If (for whatever mystic reason, which I still would appreciate to be explained) people here don't like multiple args, the second arg in an alternative/worth case could be an array which contains several objects. But I personally wouldn't like it.
There is no much need in showing me fancy cool examples with reduce
-- I
perfectly know and understand how it can be applied/abstracted later at
user-level. The question is again to have it for users out of the box and
design good APIs for end-users not bothering them to do this job for us.
Currently these exact two methods are not a hi-pri, I believe there are more important things to discuss, but still those two would be great to reconsider.
Dmitry
Dmitry I agree there's no need to underline fancy methods but you know an API is also good when you can do almost everything you want with few extra steps, right?
My example was poor too so I'll try to better explain my point of view, unaware of decisions made here or in some TC39 meeting I have not followed.
A signature with multiple arguments is trapped forever because nothing else can be reasonably added after so it's everything but future proof and you have to be extra careful "these days" with things that make anything more useful impossible to implement if not creating a new method.
I give you Object.defineProperty
as example which has a multiple
counterpart as Object.defineProperties
In a better future, both might accept a third argument with defaults for properties descriptors so that same API can accept values, as example, instead of descriptors only (specially in the second case)
You think no? Well, it's OK, we can discuss about that ... but if
Object.defineProperty
would have accepted the target object, one or more
properties as key names and one or more related descriptors per each key,
the discussion would never exist and even if useful the method won't be
mutated in something else anymore.
I believe the direction is named arguments, in terms of object properties, against ordered properties, where the distinction could be in terms of different objects as parameters, instead of different sequence of arguments, which is more limited.
For consistency, I would prefere a single model and if this is one target, and one property parameter, as preferred choice, rather than one target, and who knows how many parameters after.
Last, but not least, I am simply speaking out my mind against your arguments but I've no idea if anything I've said has a concrete coutnerpart in TC39 take on this so ... just in case you would like to revisit your point of view or consider some extra reason to prefer a prefixed amount of well known, and more powerful, arguments.
Sorry for any confusion on my personal thoughts over this matter.
I think I would rather not make the case of doing a bunch of fancy stuff in the RHS of extends so that hopefully in the future we can "extend" the class syntax to support some sort of propper mixin or trait scenario.
At first I thought maybe something like: class D extends A, B, C { } but this would imply real multiple inheritance rather than prototype mixing. But there could still be something later on that goes in the body like the "uses..." brought up earlier on.

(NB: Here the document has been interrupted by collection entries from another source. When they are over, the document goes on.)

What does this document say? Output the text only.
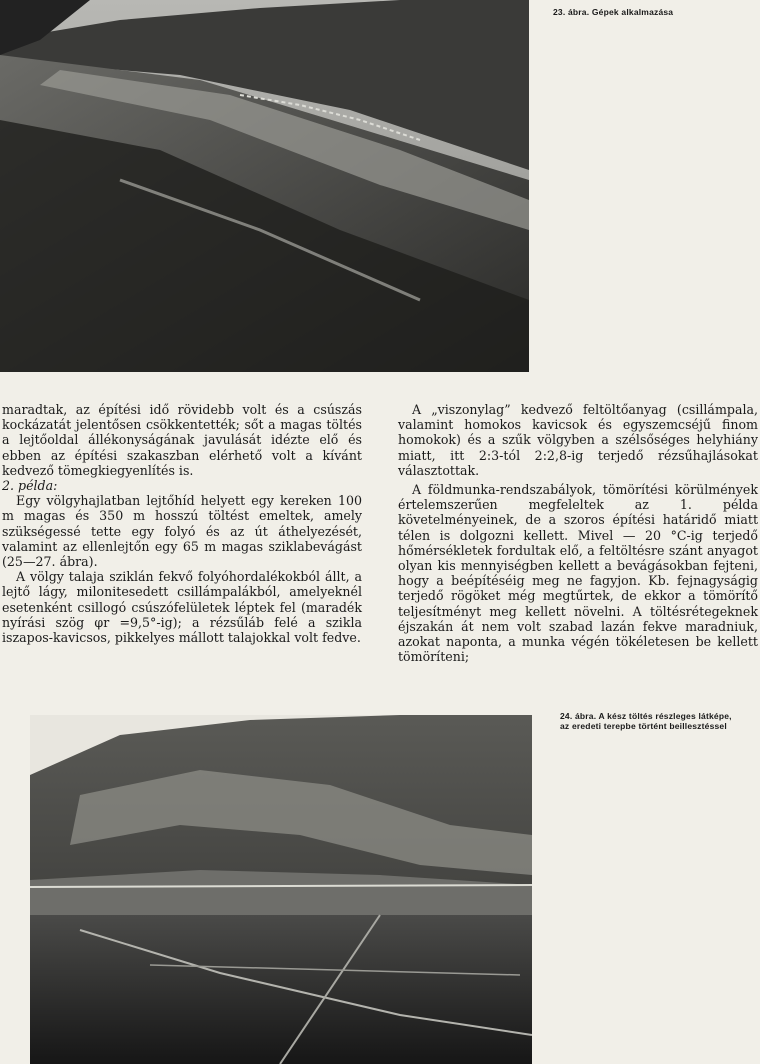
23. ábra. Gépek alkalmazása

maradtak, az építési idő rövidebb volt és a csúszás kockázatát jelentősen csökkentették; sőt a magas töltés a lejtőoldal állékonyságának javulását idézte elő és ebben az építési szakaszban elérhető volt a kívánt kedvező tömegkiegyenlítés is.

2. példa:

Egy völgyhajlatban lejtőhíd helyett egy kereken 100 m magas és 350 m hosszú töltést emeltek, amely szükségessé tette egy folyó és az út áthelyezését, valamint az ellenlejtőn egy 65 m magas sziklabevágást (25—27. ábra).

A völgy talaja sziklán fekvő folyóhordalékokból állt, a lejtő lágy, milonitesedett csillámpalákból, amelyeknél esetenként csillogó csúszófelületek léptek fel (maradék nyírási szög φr =9,5°-ig); a rézsűláb felé a szikla iszapos-kavicsos, pikkelyes mállott talajokkal volt fedve.

A „viszonylag” kedvező feltöltőanyag (csillámpala, valamint homokos kavicsok és egyszemcséjű finom homokok) és a szűk völgyben a szélsőséges helyhiány miatt, itt 2:3-tól 2:2,8-ig terjedő rézsűhajlásokat választottak.

A földmunka-rendszabályok, tömörítési körülmények értelemszerűen megfeleltek az 1. példa követelményeinek, de a szoros építési határidő miatt télen is dolgozni kellett. Mivel — 20 °C-ig terjedő hőmérsékletek fordultak elő, a feltöltésre szánt anyagot olyan kis mennyiségben kellett a bevágásokban fejteni, hogy a beépítéséig meg ne fagyjon. Kb. fejnagyságig terjedő rögöket még megtűrtek, de ekkor a tömörítő teljesítményt meg kellett növelni. A töltésrétegeknek éjszakán át nem volt szabad lazán fekve maradniuk, azokat naponta, a munka végén tökéletesen be kellett tömöríteni;

24. ábra. A kész töltés részleges látképe,
az eredeti terepbe történt beillesztéssel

Andrea, I see what you're saying. And yes, for some fluent function signature which very likely can be changed in the future, of course reserving additional parameter spots makes sense (although, of course too many explicit function arguments is a bad design also -- but this "infinite" number of args shouldn't be confused with "too many explicit" args; the former makes perfect sense to me in functions like "printf", console.log or Object.mixin -- these functions are stuck with their signature -- they accept variant number of args, and this is exactly the convenience).
I always glad to revisit my viewpoint of course. And again, for this I'd appreciate (and yeah, still not loosing the hope for) a small amount of time explaining the reasons behind this, which was the actual consensus as I'm told.
Dmitry
It's very likely it was (should have been I believe) discussed before, and even probably was approved, but I don't see it in the latest draft yet.
Just to make sure, the signature of the "assign" and "mixin" method should be:
Object.assign(target, source,[source2, ..., sourceN]); Object.mixin(target, source,[source2, ..., sourceN]);
Current draft shows me only one source for both the methods.